Charlottesville hate, Apple worker lawsuit, asteroid shooter, technical resources for students, Bioshock Remastered requirements


Charlottesville (screenshot from Apple Maps)

Apple CEO Tim Cook addresses Charlottesville, company to donate $2M to fight hate —  Responding to last weekend’s demonstrations in Charlottesville, Virginia which resulted in the death of a human rights protester, Apple CEO Tim Cook sent a letter to company staff deriding hate groups, bigotry and violence, and denouncing President Donald Trump’s speech claiming ‘equivalence’ of white nationalists and human rights advocates. Apple has also cut of Apple Pay support to any companies promoting hatred, and for websites selling white supremacist goods.

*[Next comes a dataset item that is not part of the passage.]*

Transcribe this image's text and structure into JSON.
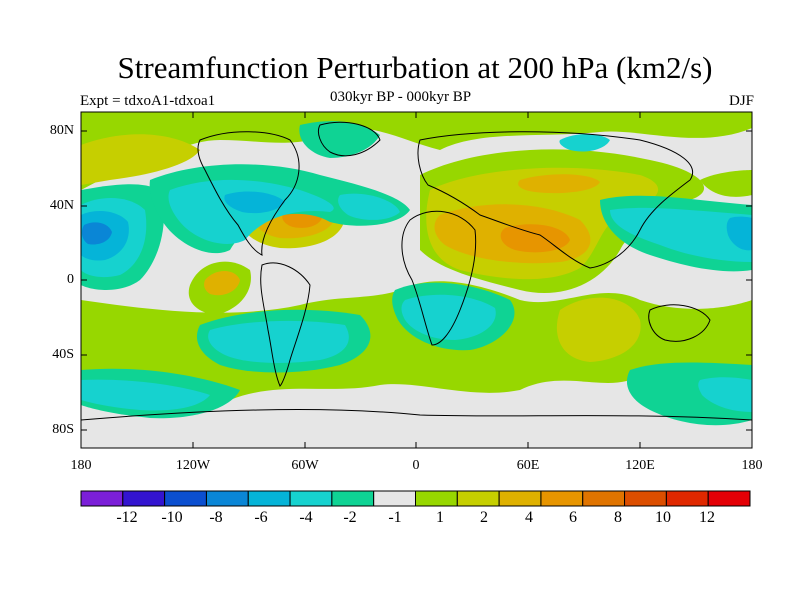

Lawsuit over Apple store workers’ unpaid time may be heading to the California Supreme Court — A class action suit over Apple store workers’ unpaid time spent in bag checks may soon be headed to the California Supreme Court, reports AppleInsider. The 9th U.S. Circuit Court of Appeals the state’s Supreme Court to decide whether bag checks are “compensable as ‘hours worked’ within the meaning of California Industrial Welfare Commission Wage Order No. 7,” even when people could technically avoid the checks by leaving purses, backpacks, and other bags at home. [Well, imagine being caught with an Android phone! Sorry, I am being facetious.]

Asteroid: Space Defense space shooter blasts onto the Mac — FreneticGamez has launched Asteroid: Space Defense 1.0 for the Mac. The retro arcade space shooter in which you control your space ship to avoid asteroids and other enemies in this retro shooter.

Back to school technical resources for students who are apple customers — Here’s a selected list of links that John Martellero thinks might be helpful for technical high school and college students. It’s not exhaustive and does not cover all academic disciplines, and it’s US-centric but may be useful.

How to safely test Apple’s Public Betas — Apple is now offering Public Betas of its next generation operating systems. Anyone can install pre-release versions, known as Public Betas, of the next releases of iOS, macOS; and tvOS. That’s mostly a good thing. The more people testing an operating system before its release, the less likely there will be unforeseen issues with it when it ships. Here’s how to do it safely.

The Macs that can handle Bioshock Remastered — The Remastered version of BioShock brings the Art Deco first person shooter to 1080p, but you’re going to need a Mac from 2013 or later to run it.
Feral has now announced requirements:
all 21.5” iMacs since late 2013 (1GB Nvidia GT 750M Models are not officially supported)
All 27” iMacs since late 2013 (1GB Nvidia GT 755M Models are not officially supported)
All 13” MacBook Pros since late 2016; all 15” MacBook Pros since late 2013, and all Mac Pros since late 2013.
The company said that Late 2012 iMac models with 2GB Nvidia 680MX graphics cards are also supported. The game will play on 2012 and other 2013 Macs, as well, but aren’t officially supported.
BioShock Remastered will be priced at US$19.99 through Feral and Steam, and a Mac App Store version will appear “shortly afterwards.”